Thursday, August 20, 2009

Recent Grads Need Help With Taxes and Recordkeeping

This is from Jess and came as a comment to my post Designers Dozen: Tax Saving Tips for the Graphic Artist . Since it is typical of questions I receive from recent graduates I decided to give it more attention.

Graphic design students head out upon graduation, most of them toward freelancing, without a clue about how to handle income and expenses.

From Jess ... Thanks for this great article. I graduated from a graphic design school 3 weeks ago and have just started working full time as a graphic designer.

I have the receipts from the expenses during school, my mac, books, the course itself and going along to design based events. Can I claim any of these items? I use the same mac bought at school in my current position and I look at the books I have? I was also wondering if you knew about phones and phone bills if used for business?

THANKS HEAPS for your time! It is wonderful being able to access this information.
Jess



Congratulations, Jess, on both graduation and the work you got.

If you were not working or actively seeking work while in school you cannot deduct as business expenses any of the costs you incurred.

You can, however, deduct assets. In your case, assets are things -- computer, books, any kind of equipment. Your cost-basis for deducting these things -- in other words, the amount considered your business expense -- is not what you paid for them but their fair-market-value on the day you started your business. That means the day you started looking for work.

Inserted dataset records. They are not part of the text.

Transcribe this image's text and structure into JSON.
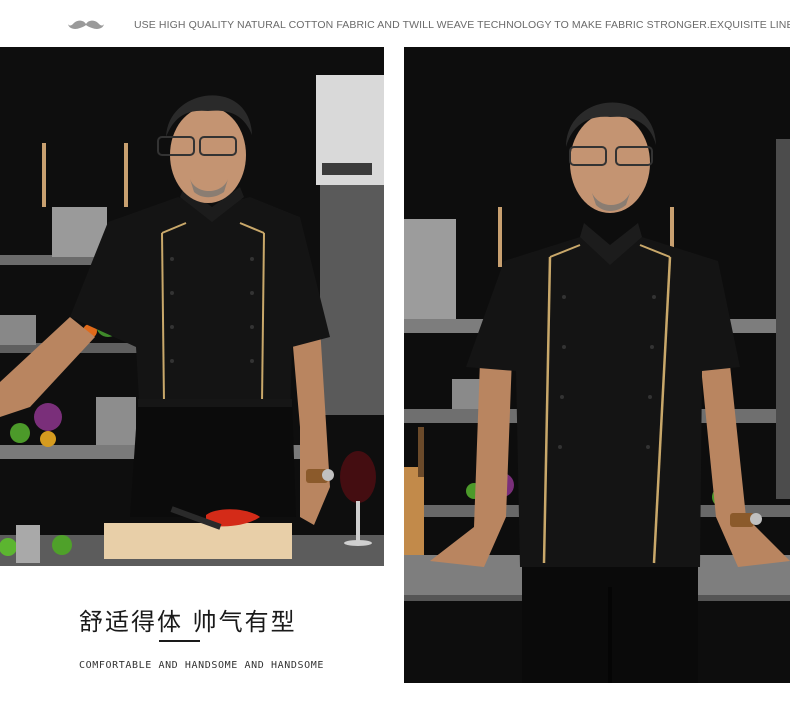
{
  "header": {
    "tagline": "USE HIGH QUALITY NATURAL COTTON FABRIC AND TWILL WEAVE TECHNOLOGY TO MAKE FABRIC STRONGER.EXQUISITE LINE.",
    "logo_icon": "mustache-icon"
  },
  "photos": {
    "left": {
      "subject": "chef-in-black-jacket-with-apron-kitchen-scene"
    },
    "right": {
      "subject": "chef-in-black-jacket-front-view-kitchen-scene"
    }
  },
  "caption": {
    "chinese": "舒适得体 帅气有型",
    "english": "COMFORTABLE AND HANDSOME AND HANDSOME"
  },
  "colors": {
    "jacket": "#141414",
    "piping": "#c9a86a",
    "background": "#ffffff",
    "text_dark": "#1a1a1a"
  }
}
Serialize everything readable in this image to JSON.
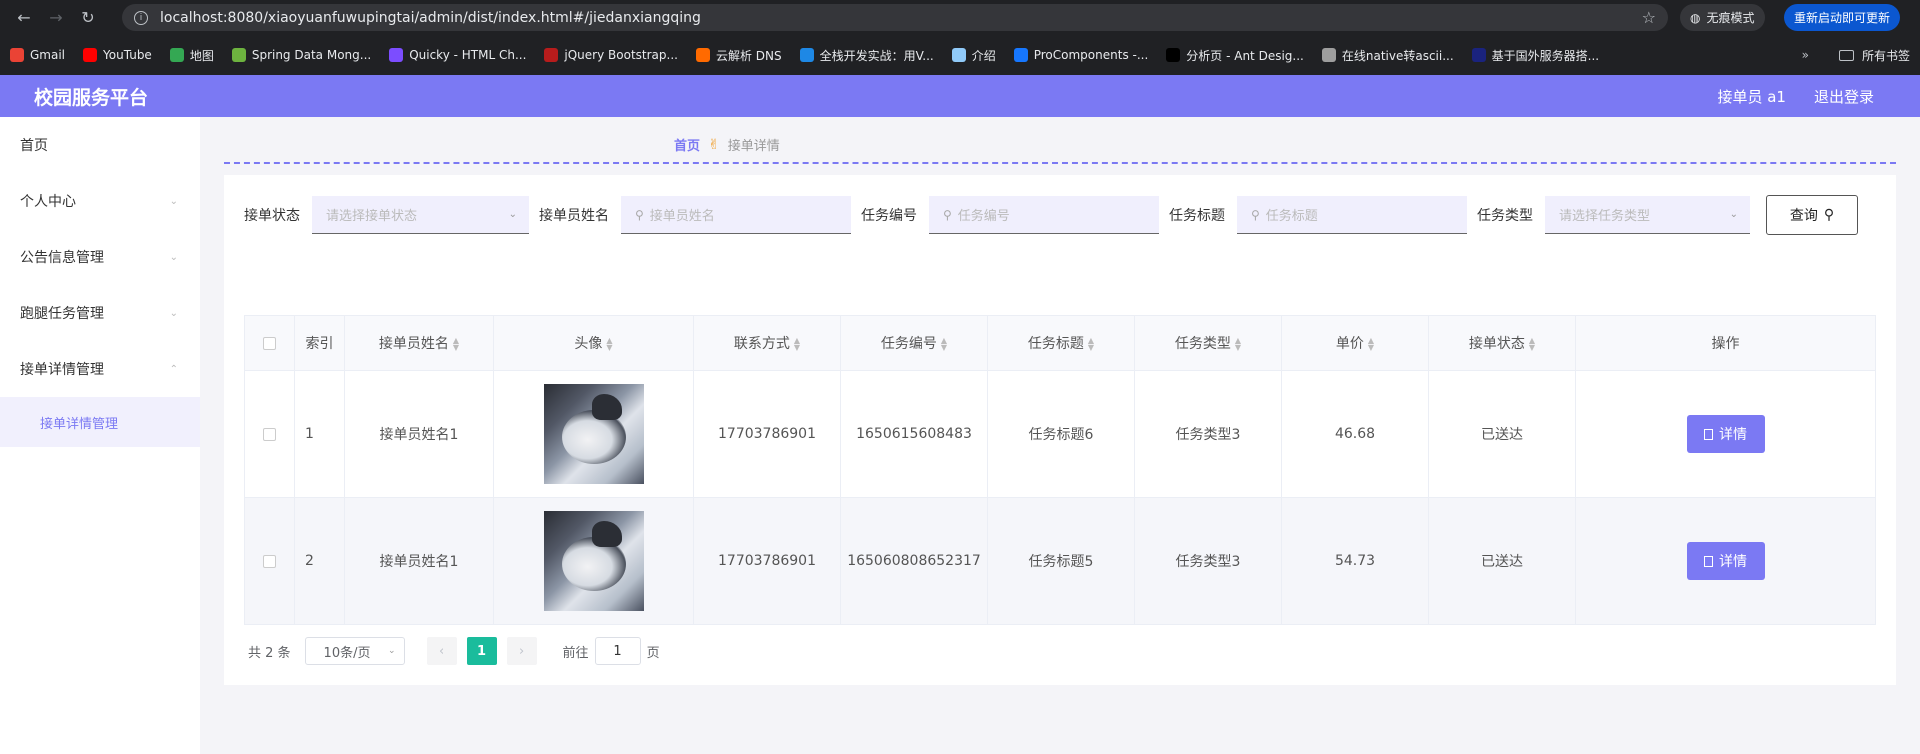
{
  "browser": {
    "url": "localhost:8080/xiaoyuanfuwupingtai/admin/dist/index.html#/jiedanxiangqing",
    "incognito_label": "无痕模式",
    "update_label": "重新启动即可更新",
    "bookmarks": [
      {
        "label": "Gmail",
        "color": "#ea4335"
      },
      {
        "label": "YouTube",
        "color": "#ff0000"
      },
      {
        "label": "地图",
        "color": "#34a853"
      },
      {
        "label": "Spring Data Mong...",
        "color": "#6db33f"
      },
      {
        "label": "Quicky - HTML Ch...",
        "color": "#7c4dff"
      },
      {
        "label": "jQuery Bootstrap...",
        "color": "#b71c1c"
      },
      {
        "label": "云解析 DNS",
        "color": "#ff6a00"
      },
      {
        "label": "全栈开发实战：用V...",
        "color": "#1e88e5"
      },
      {
        "label": "介绍",
        "color": "#90caf9"
      },
      {
        "label": "ProComponents -...",
        "color": "#1677ff"
      },
      {
        "label": "分析页 - Ant Desig...",
        "color": "#000000"
      },
      {
        "label": "在线native转ascii...",
        "color": "#9e9e9e"
      },
      {
        "label": "基于国外服务器搭...",
        "color": "#1a237e"
      }
    ],
    "all_bookmarks_label": "所有书签"
  },
  "header": {
    "title": "校园服务平台",
    "user": "接单员 a1",
    "logout": "退出登录"
  },
  "sidebar": {
    "items": [
      {
        "label": "首页",
        "has_arrow": false
      },
      {
        "label": "个人中心",
        "has_arrow": true
      },
      {
        "label": "公告信息管理",
        "has_arrow": true
      },
      {
        "label": "跑腿任务管理",
        "has_arrow": true
      },
      {
        "label": "接单详情管理",
        "has_arrow": true,
        "expanded": true
      }
    ],
    "subitem": "接单详情管理"
  },
  "breadcrumb": {
    "home": "首页",
    "current": "接单详情"
  },
  "filters": {
    "status_label": "接单状态",
    "status_placeholder": "请选择接单状态",
    "name_label": "接单员姓名",
    "name_placeholder": "接单员姓名",
    "task_no_label": "任务编号",
    "task_no_placeholder": "任务编号",
    "task_title_label": "任务标题",
    "task_title_placeholder": "任务标题",
    "task_type_label": "任务类型",
    "task_type_placeholder": "请选择任务类型",
    "query_button": "查询"
  },
  "table": {
    "headers": {
      "index": "索引",
      "name": "接单员姓名",
      "avatar": "头像",
      "contact": "联系方式",
      "task_no": "任务编号",
      "task_title": "任务标题",
      "task_type": "任务类型",
      "price": "单价",
      "status": "接单状态",
      "actions": "操作"
    },
    "rows": [
      {
        "index": "1",
        "name": "接单员姓名1",
        "contact": "17703786901",
        "task_no": "1650615608483",
        "task_title": "任务标题6",
        "task_type": "任务类型3",
        "price": "46.68",
        "status": "已送达",
        "action": "详情"
      },
      {
        "index": "2",
        "name": "接单员姓名1",
        "contact": "17703786901",
        "task_no": "165060808652317",
        "task_title": "任务标题5",
        "task_type": "任务类型3",
        "price": "54.73",
        "status": "已送达",
        "action": "详情"
      }
    ]
  },
  "pagination": {
    "total": "共 2 条",
    "page_size": "10条/页",
    "current_page": "1",
    "goto_label": "前往",
    "goto_value": "1",
    "goto_suffix": "页"
  },
  "colors": {
    "accent": "#7b79f3",
    "pager_active": "#1abc9c"
  }
}
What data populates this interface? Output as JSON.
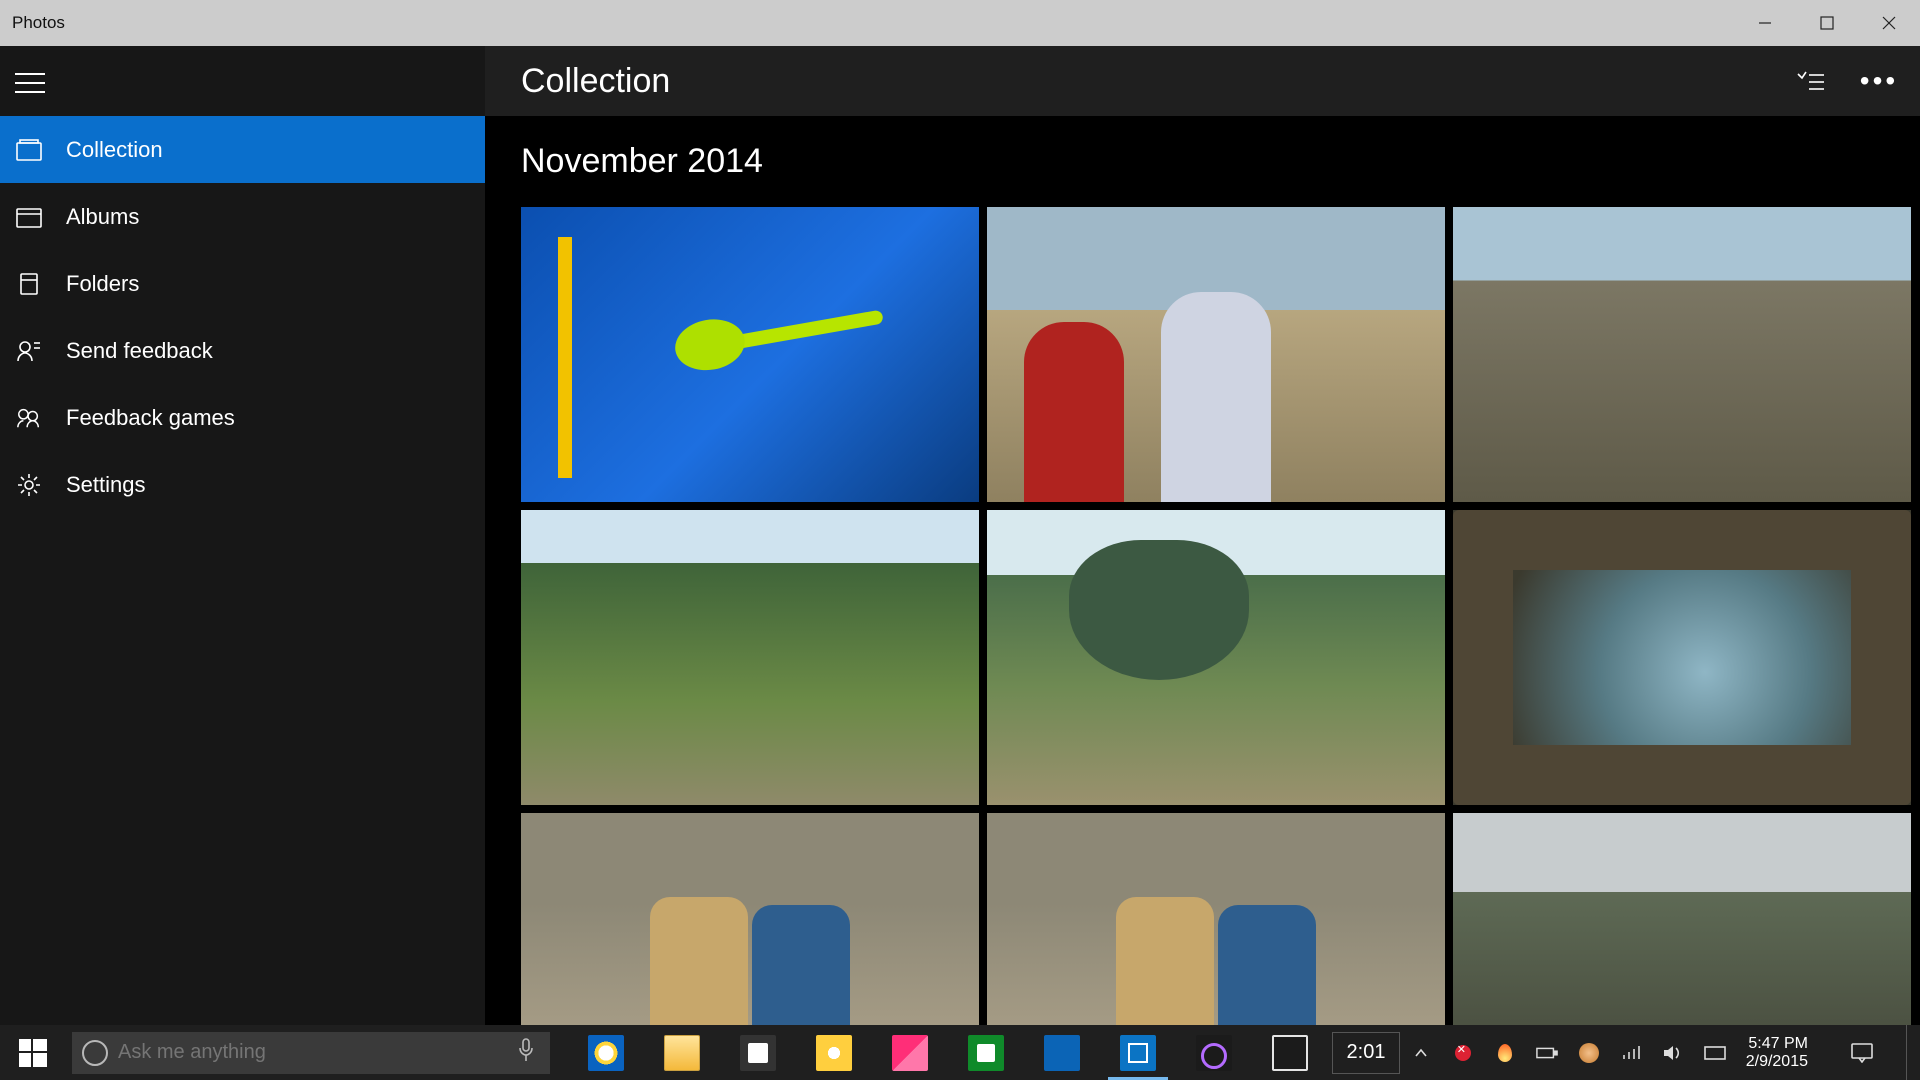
{
  "window": {
    "title": "Photos"
  },
  "sidebar": {
    "items": [
      {
        "key": "collection",
        "label": "Collection",
        "active": true
      },
      {
        "key": "albums",
        "label": "Albums"
      },
      {
        "key": "folders",
        "label": "Folders"
      },
      {
        "key": "feedback",
        "label": "Send feedback"
      },
      {
        "key": "fbgames",
        "label": "Feedback games"
      },
      {
        "key": "settings",
        "label": "Settings"
      }
    ]
  },
  "main": {
    "header_title": "Collection",
    "date_heading": "November 2014",
    "thumb_count": 9
  },
  "taskbar": {
    "search_placeholder": "Ask me anything",
    "clock_small": "2:01",
    "time": "5:47 PM",
    "date": "2/9/2015"
  }
}
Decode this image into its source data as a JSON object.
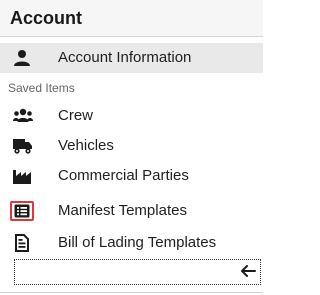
{
  "header": {
    "title": "Account"
  },
  "account_item": {
    "label": "Account Information",
    "icon": "user-icon"
  },
  "section": {
    "label": "Saved Items"
  },
  "saved_items": [
    {
      "label": "Crew",
      "icon": "users-icon"
    },
    {
      "label": "Vehicles",
      "icon": "truck-icon"
    },
    {
      "label": "Commercial Parties",
      "icon": "factory-icon"
    },
    {
      "label": "Manifest Templates",
      "icon": "list-box-icon"
    },
    {
      "label": "Bill of Lading Templates",
      "icon": "document-icon"
    }
  ],
  "bottom": {
    "arrow": "🡐"
  },
  "colors": {
    "highlight": "#e0353a",
    "active_bg": "#e9e9e9"
  }
}
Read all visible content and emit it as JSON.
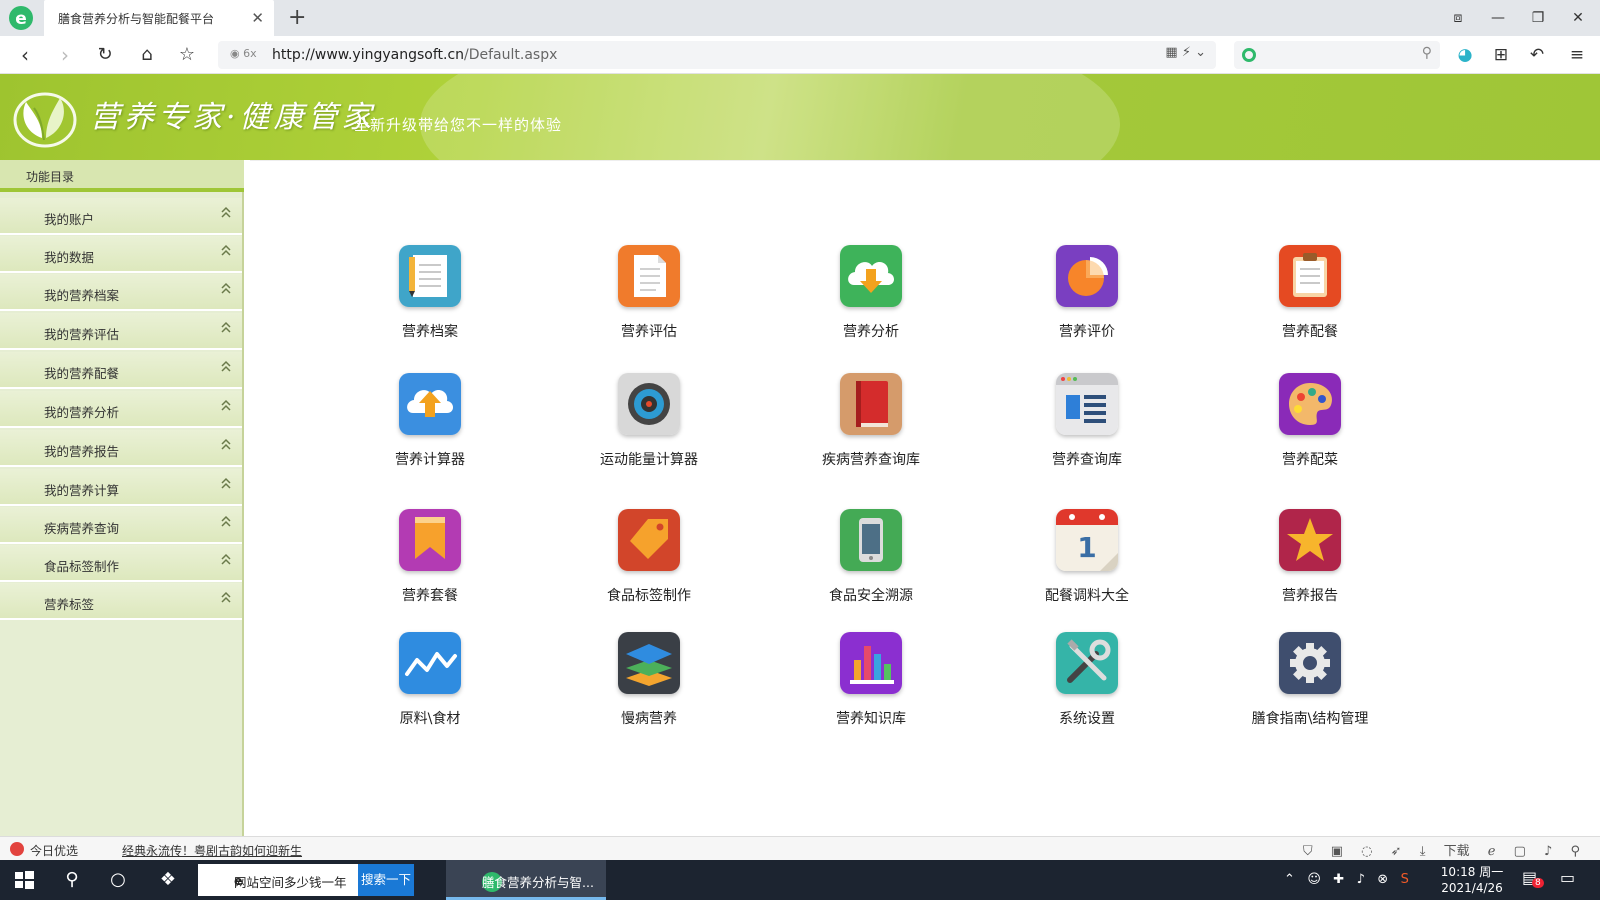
{
  "browser": {
    "tab_title": "膳食营养分析与智能配餐平台",
    "tab_close": "✕",
    "new_tab": "+",
    "url_host": "http://www.yingyangsoft.cn",
    "url_path": "/Default.aspx",
    "addr_left_icons": "◉ 6x",
    "addr_right_icons": "▦  ⚡  ⌄",
    "search_mag": "⚲"
  },
  "header": {
    "slogan": "营养专家·健康管家",
    "subslogan": "全新升级带给您不一样的体验",
    "colors": {
      "green": "#9fc637",
      "light_green": "#e6eed3"
    }
  },
  "sidebar": {
    "title": "功能目录",
    "items": [
      {
        "label": "我的账户"
      },
      {
        "label": "我的数据"
      },
      {
        "label": "我的营养档案"
      },
      {
        "label": "我的营养评估"
      },
      {
        "label": "我的营养配餐"
      },
      {
        "label": "我的营养分析"
      },
      {
        "label": "我的营养报告"
      },
      {
        "label": "我的营养计算"
      },
      {
        "label": "疾病营养查询"
      },
      {
        "label": "食品标签制作"
      },
      {
        "label": "营养标签"
      }
    ]
  },
  "apps": [
    {
      "label": "营养档案",
      "icon": "notepad-pencil-icon"
    },
    {
      "label": "营养评估",
      "icon": "document-icon"
    },
    {
      "label": "营养分析",
      "icon": "cloud-download-icon"
    },
    {
      "label": "营养评价",
      "icon": "pie-chart-icon"
    },
    {
      "label": "营养配餐",
      "icon": "clipboard-icon"
    },
    {
      "label": "营养计算器",
      "icon": "cloud-upload-icon"
    },
    {
      "label": "运动能量计算器",
      "icon": "target-icon"
    },
    {
      "label": "疾病营养查询库",
      "icon": "book-icon"
    },
    {
      "label": "营养查询库",
      "icon": "list-window-icon"
    },
    {
      "label": "营养配菜",
      "icon": "palette-icon"
    },
    {
      "label": "营养套餐",
      "icon": "bookmark-icon"
    },
    {
      "label": "食品标签制作",
      "icon": "tag-icon"
    },
    {
      "label": "食品安全溯源",
      "icon": "phone-icon"
    },
    {
      "label": "配餐调料大全",
      "icon": "calendar-icon"
    },
    {
      "label": "营养报告",
      "icon": "star-icon"
    },
    {
      "label": "原料\\食材",
      "icon": "line-chart-icon"
    },
    {
      "label": "慢病营养",
      "icon": "layers-icon"
    },
    {
      "label": "营养知识库",
      "icon": "bar-chart-icon"
    },
    {
      "label": "系统设置",
      "icon": "tools-icon"
    },
    {
      "label": "膳食指南\\结构管理",
      "icon": "gear-icon"
    }
  ],
  "statusbar": {
    "today": "今日优选",
    "news": "经典永流传！粤剧古韵如何迎新生",
    "download": "下载"
  },
  "taskbar": {
    "search_text": "网站空间多少钱一年",
    "search_button": "搜索一下",
    "active_app": "膳食营养分析与智...",
    "clock_time": "10:18 周一",
    "clock_date": "2021/4/26",
    "notify_badge": "8"
  }
}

For instance, the fair-market-value of your Mac would be what some other graphic designer would pay you for it on that day.

The same with your books. Think of it as: On the day you tossed your cap in the air and said you were ready for clients, what would an incoming freshman pay you for your books? That amount is the fair-market-value of the books and your basis for deduction.


Hope that helps.

And thanks. Happy that my is helpful.